Chaque jour, nos scientifiques contribuent aux avancées dans les domaines du cancer, des maladies infectieuses, de la transplantation, des maladies auto-immunes et du développement vaccinal. Pourtant, malgré ce rôle central, la recherche française en immunologie peine encore à être pleinement reconnue sur la scène internationale.
L’un des principaux enjeux réside dans une forme d’invisibilité structurelle. L’immunologie est partout, et par conséquent trop souvent nulle part.
Dans les cadres de recherche nationaux et européens, l’immunologie existe rarement en tant que telle. Contrairement à d’autres pays, notamment les États-Unis, la France ne reconnaît pas aujourd’hui l’immunologie clinique comme une spécialité médicale distincte.
Les appels à projets, les instances d’évaluation et les catégories institutionnelles sont majoritairement organisés autour de pathologies spécifiques. L’immunologie y est intégrée, souvent réduite à un ensemble d’outils, plutôt que reconnue comme le moteur scientifique de nombreuses avancées majeures.
Ce constat n’est pas en soi une faiblesse. Au contraire, il reflète la puissance transversale de l’immunologie. Mais la visibilité est essentielle, et ce manque de lisibilité a des conséquences concrètes.
Les immunologistes français sont reconnus individuellement, mais l’immunologie française est rarement perçue comme une force collective cohérente à l’échelle internationale.
En France, l’organisation de la recherche a progressivement renforcé de grands centres qui développent naturellement leurs propres identités et priorités. Cette dynamique est compréhensible, mais elle peut aussi accentuer les silos et rendre plus difficile l’émergence d’une voix commune pour l’immunologie. À l’international, cela complique la capacité à affirmer un leadership.

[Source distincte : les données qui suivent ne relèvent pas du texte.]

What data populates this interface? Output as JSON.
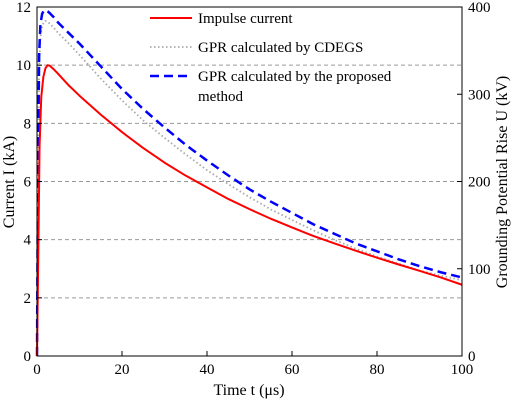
{
  "chart_data": {
    "type": "line",
    "title": "",
    "xlabel": "Time t (μs)",
    "ylabel_left": "Current I (kA)",
    "ylabel_right": "Grounding Potential Rise U (kV)",
    "xlim": [
      0,
      100
    ],
    "ylim_left": [
      0,
      12
    ],
    "ylim_right": [
      0,
      400
    ],
    "x_ticks": [
      "0",
      "20",
      "40",
      "60",
      "80",
      "100"
    ],
    "y_ticks_left": [
      "0",
      "2",
      "4",
      "6",
      "8",
      "10",
      "12"
    ],
    "y_ticks_right": [
      "0",
      "100",
      "200",
      "300",
      "400"
    ],
    "grid": "horizontal dashed",
    "legend_position": "top-right",
    "series": [
      {
        "name": "Impulse current",
        "axis": "left",
        "color": "#ff0000",
        "style": "solid",
        "x": [
          0,
          0.3,
          0.6,
          1,
          1.5,
          2,
          2.5,
          3,
          4,
          5,
          7.5,
          10,
          15,
          20,
          25,
          30,
          35,
          40,
          45,
          50,
          55,
          60,
          65,
          70,
          75,
          80,
          85,
          90,
          95,
          100
        ],
        "values": [
          0,
          3.5,
          7.2,
          8.9,
          9.6,
          9.9,
          10.0,
          9.98,
          9.85,
          9.7,
          9.3,
          8.95,
          8.3,
          7.7,
          7.15,
          6.65,
          6.2,
          5.8,
          5.4,
          5.05,
          4.72,
          4.42,
          4.13,
          3.87,
          3.62,
          3.38,
          3.15,
          2.93,
          2.7,
          2.45
        ]
      },
      {
        "name": "GPR calculated by CDEGS",
        "axis": "right",
        "color": "#a8a8a8",
        "style": "dotted",
        "x": [
          0,
          0.2,
          0.5,
          0.8,
          1.2,
          1.6,
          2,
          2.5,
          3,
          4,
          5,
          7.5,
          10,
          15,
          20,
          25,
          30,
          35,
          40,
          45,
          50,
          55,
          60,
          65,
          70,
          75,
          80,
          85,
          90,
          95,
          100
        ],
        "values": [
          0,
          180,
          330,
          365,
          378,
          383,
          384,
          383,
          381,
          376,
          370,
          358,
          345,
          318,
          293,
          270,
          250,
          231,
          213,
          197,
          182,
          168,
          156,
          144,
          133,
          123,
          114,
          106,
          98,
          92,
          87
        ]
      },
      {
        "name": "GPR calculated by the proposed method",
        "axis": "right",
        "color": "#0000ff",
        "style": "dashed",
        "x": [
          0,
          0.2,
          0.5,
          0.8,
          1.2,
          1.6,
          2,
          2.5,
          3,
          4,
          5,
          7.5,
          10,
          15,
          20,
          25,
          30,
          35,
          40,
          45,
          50,
          55,
          60,
          65,
          70,
          75,
          80,
          85,
          90,
          95,
          100
        ],
        "values": [
          0,
          190,
          345,
          380,
          392,
          396,
          396,
          395,
          393,
          388,
          382,
          370,
          358,
          332,
          306,
          283,
          262,
          242,
          224,
          207,
          191,
          177,
          164,
          151,
          140,
          129,
          120,
          111,
          103,
          96,
          90
        ]
      }
    ]
  }
}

Nous ne pouvons pas simplement attendre que cette reconnaissance vienne des institutions, qu’elles soient nationales ou européennes. Les évolutions structurelles sont lentes, et les cadres terminologiques évoluent avec prudence. La responsabilité repose désormais en grande partie sur la communauté immunologique elle-même.
Si nous voulons que l’immunologie soit reconnue, nous devons la rendre visible. Cela implique de communiquer davantage et mieux. Pas seulement entre nous, mais bien au-delà de nos cercles habituels : auprès des étudiants qui choisissent leur voie, des cliniciens, des décideurs publics, des partenaires internationaux et du grand public. Il s’agit de rendre visible le socle scientifique commun qui sous-tend des avancées trop souvent attribuées à d’autres disciplines.
La communication doit faire partie intégrante de la responsabilité scientifique.
Les chercheurs et chercheuses établis ont, à cet égard, un rôle particulier à jouer : en prenant la parole publiquement, en s’adressant à des audiences plus larges et en contribuant à construire un récit commun pour l’immunologie française. C’est une condition essentielle pour que la France soit perçue et reconnue comme un leader dans ce domaine.
Communiquer suppose de nommer clairement l’immunologie, d’en affirmer explicitement le rôle et d’accepter que la visibilité demande un engagement. Nous devons encourager les scientifiques, en particulier les plus établis, à s’exprimer, à partager leurs connaissances et à porter la voix de l’immunologie au-delà des laboratoires.
La France dispose des talents et de l’excellence scientifique. Elle a désormais besoin d’une prise de conscience et d’une action collective pour parler de l’immunologie avec plus de clarté et de confiance.
La visibilité ne viendra pas d’elle-même. Elle se construit.